The Australian Education Union analysis of newly-released My School data shows a 28.7% real increase in government funding to Tasmanian public schools over a decade (2013 to 2022) while funding for private schools increased by 49.2% over the same period.

The funding gap leads to a resources gap between sectors with Tasmanian private school total income 20% higher than public school income in 2022 (latest year available).

Australian Education Union Federal President Correna Haythorpe said the inequity in funding was despite the fact that Tasmanian public schools educate far higher numbers of higher needs students, such as those from low SES backgrounds.

“No public school in Tasmania is funded to the Schooling Resource Standard (SRS), which is the minimum level governments agreed a decade ago was required need to meet the needs of students,” Ms Haythorpe said.

By contrast every private school in Tasmania receives 100% or more of its SRS entitlement.

“Making our education system fairer starts with fairer funding.
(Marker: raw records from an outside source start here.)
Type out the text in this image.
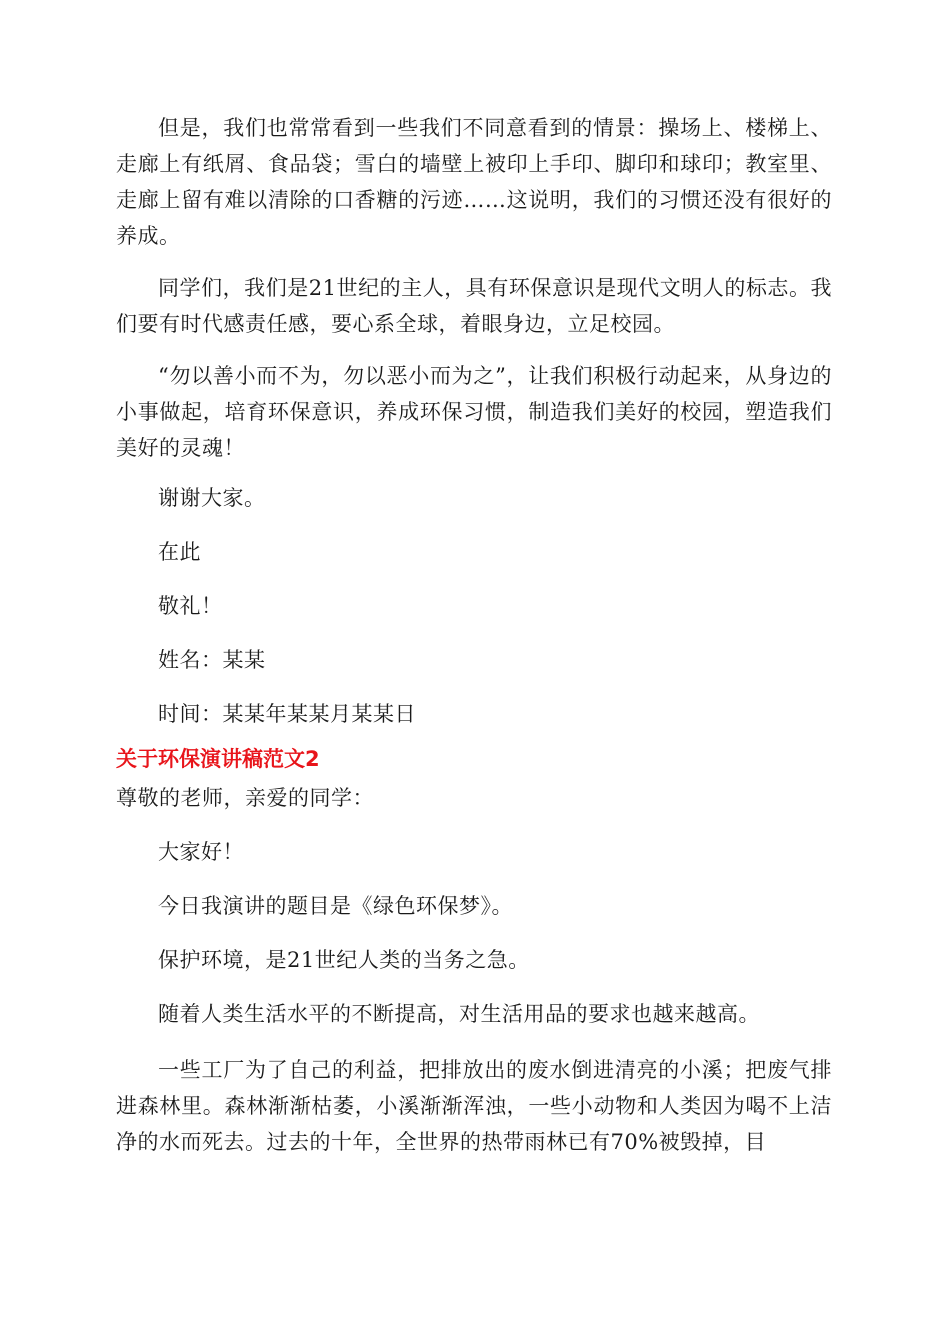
但是，我们也常常看到一些我们不同意看到的情景：操场上、楼梯上、走廊上有纸屑、食品袋；雪白的墙壁上被印上手印、脚印和球印；教室里、走廊上留有难以清除的口香糖的污迹……这说明，我们的习惯还没有很好的养成。

同学们，我们是21世纪的主人，具有环保意识是现代文明人的标志。我们要有时代感责任感，要心系全球，着眼身边，立足校园。

“勿以善小而不为，勿以恶小而为之”，让我们积极行动起来，从身边的小事做起，培育环保意识，养成环保习惯，制造我们美好的校园，塑造我们美好的灵魂！

谢谢大家。

在此

敬礼！

姓名：某某

时间：某某年某某月某某日

关于环保演讲稿范文2

尊敬的老师，亲爱的同学：

大家好！

今日我演讲的题目是《绿色环保梦》。

保护环境，是21世纪人类的当务之急。

随着人类生活水平的不断提高，对生活用品的要求也越来越高。

一些工厂为了自己的利益，把排放出的废水倒进清亮的小溪；把废气排进森林里。森林渐渐枯萎，小溪渐渐浑浊，一些小动物和人类因为喝不上洁净的水而死去。过去的十年，全世界的热带雨林已有70%被毁掉，目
In a new agreement, due to be signed this year, the Albanese Government and the Tasmanian Government must ensure public schools are funded to 100% of the SRS by 2028, at the latest.

“As part of that agreement, the Albanese Government must increase its contribution from 20% to 25% of the SRS.

“The Commonwealth must also stop the Tasmanian Government artificially inflating its funding share by including 4% of non-school spending, as it does in the current agreement.

AEU TAS branch president David Genford said fully funding public schools is the only way to ensure every child gets the support they need to succeed.

Full funding would mean more one-on-one support for students with complex needs, small group tutoring for those at risk of falling behind, more trained counsellors and more education support staff,” he said.

Whoever wins the election needs to work with the Federal Government to deliver for Tasmanian children.”

The schools Expert Panel that reported to education ministers last year said the full funding of public schools is a prerequisite for student learning and wellbeing improvement and is all the more urgent because of the “full funding arrangements that already exist in the non-government sector”.

The My School funding figures come after the recently release of data from the Productivity Commission that shows public school funding at a national level increased by 20.3% (or 2% per year) in real terms between 2012-13 and 2021-22. Private school funding from governments increased over the same period by 37%.